Saturday, January 31, 2015

Krauthammer: Do We Really Mean 'Never Again'?

No, we don't. 

And it was never really meant to mean Never Again.

Never Again was always a utopian, wishful thinking cupcake with the state filling the role of tasty frosting.

Because human beings are not "basically good".  And Anne Frank never even said that. Those words were shoved into her dead, gas chamber body by the communist Jew Lillian Hellman and her cronies, in order to utopianize the story.

Jew-hate is not "back". It never went away.  Krauthammer never actually says 'Islam' or 'Koran' here, he merely says the roots of the current Jew-hate are in the Muslim Middle East.

He puts it this way:

"The threat to the Jewish future lies not in Europe but in the Muslim Middle East, today the heart of global anti-Semitism, a veritable factory of anti-Jewish literature, films, blood libels and calls for violence, indeed for another genocide."
Close, but no cigar, Dr. Krauthammer.

That's a bit too squishy for me.

He concludes:

"On the 70th anniversary of Auschwitz, mourning dead Jews is easy. And, forgive me, cheap. Want to truly honor the dead? Show solidarity with the living — Israel and its 6 million Jews. Make “never again” more than an empty phrase. It took Nazi Germany seven years to kill 6 million Jews. It would take a nuclear Iran one day."

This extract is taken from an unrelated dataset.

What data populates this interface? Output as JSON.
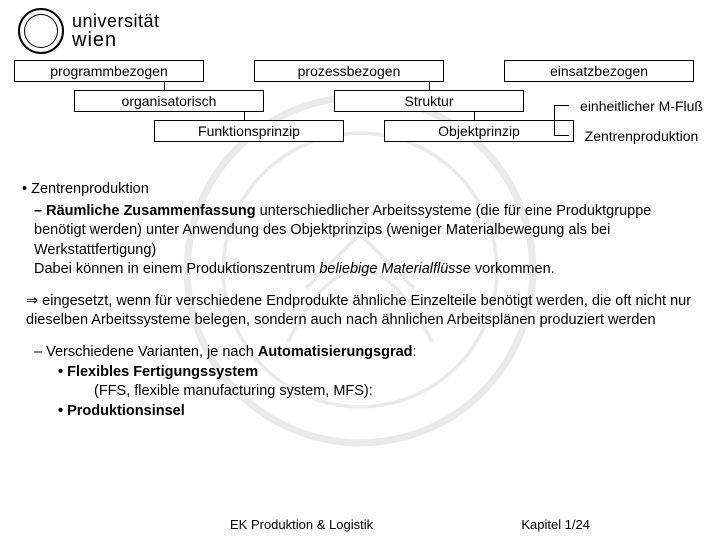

The world loves its dead Jews. 

Live ones, not so much. 

Thus the proliferation of Holocaust memorials and ceremonies and the utter, frothing and rabid Jew-hatred toward the living Jews of the world and to Israel. 

I can't say I have much hope that anyone or any nation will "truly honor the dead" by "showing solidarity with the living". 

This is again, wishful thinking-same as "Never Again". 

We, the Jewish people-have only ourselves to rely upon, and only our Jewish army to fight and protect us.